Candace Savage has made a very long career being a non-fiction writer focusing on the natural world. She is not a professor or researcher of something specific, but has a broad background in her writing. I take that as a positive, because often I find that people highly involved in a subject are worse at explaining it because they are too technical and skip explaining principles that non-experts often need.
If it somehow wasn’t obvious, this book is about the prairie, specifically, the central North American grasslands. She begins many millions of years ago to explain the geology and how the ecosystem evolved to what it was at the beginning of European settlement and continues to its present problems. The book is very broad, because over the many thousands of square miles that constitute the prairie, there are a lot of interesting ecosystems, from playas to sandhills to short and tall grass prairies to name a few. She covered each one about as well as you can expect for a general book on the prairies, so it has made me realize how much more there is to learn, needing to get a book just on each ecosystem in order to feel like I actually understand them. But now I have a solid background.
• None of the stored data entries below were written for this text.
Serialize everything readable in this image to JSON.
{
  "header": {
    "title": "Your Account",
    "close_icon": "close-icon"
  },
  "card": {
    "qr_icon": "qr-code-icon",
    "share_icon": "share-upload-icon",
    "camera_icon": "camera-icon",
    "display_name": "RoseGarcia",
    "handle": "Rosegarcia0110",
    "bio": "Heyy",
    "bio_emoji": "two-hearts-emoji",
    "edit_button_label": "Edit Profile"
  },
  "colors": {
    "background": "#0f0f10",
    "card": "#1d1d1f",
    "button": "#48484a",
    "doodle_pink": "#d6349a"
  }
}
This book was thorough and broad, and unfortunately, it read a lot like a text book. Many other authors I read have more of an angle. Bernd Heinrich explains many things, but often includes his own investigative science. Menno Schilthuizen and Olivia Judson use intriguing topics for their angles. Jennifer Ackerman works to write herself into each book to give them more of a narrative. This was just plain prairie writing. There was nothing bad about that, but it could be more difficult to concentrate. Actually it was more difficult to concentrate. Again, it wasn’t bad, it was technically very good, I just didn’t expect I would specifically miss authors who use an angle.
The only really odd thing was she refers to the Dirty Thirties a lot, but not the Dust Bowl. Having grown up where the Dust Bowl was, I never once heard of the Dirty Thirties It made me wonder about cultural differences in why someone would have a different name for it. Maybe it’s Canadian, or maybe it’s just from some book she read and she liked it.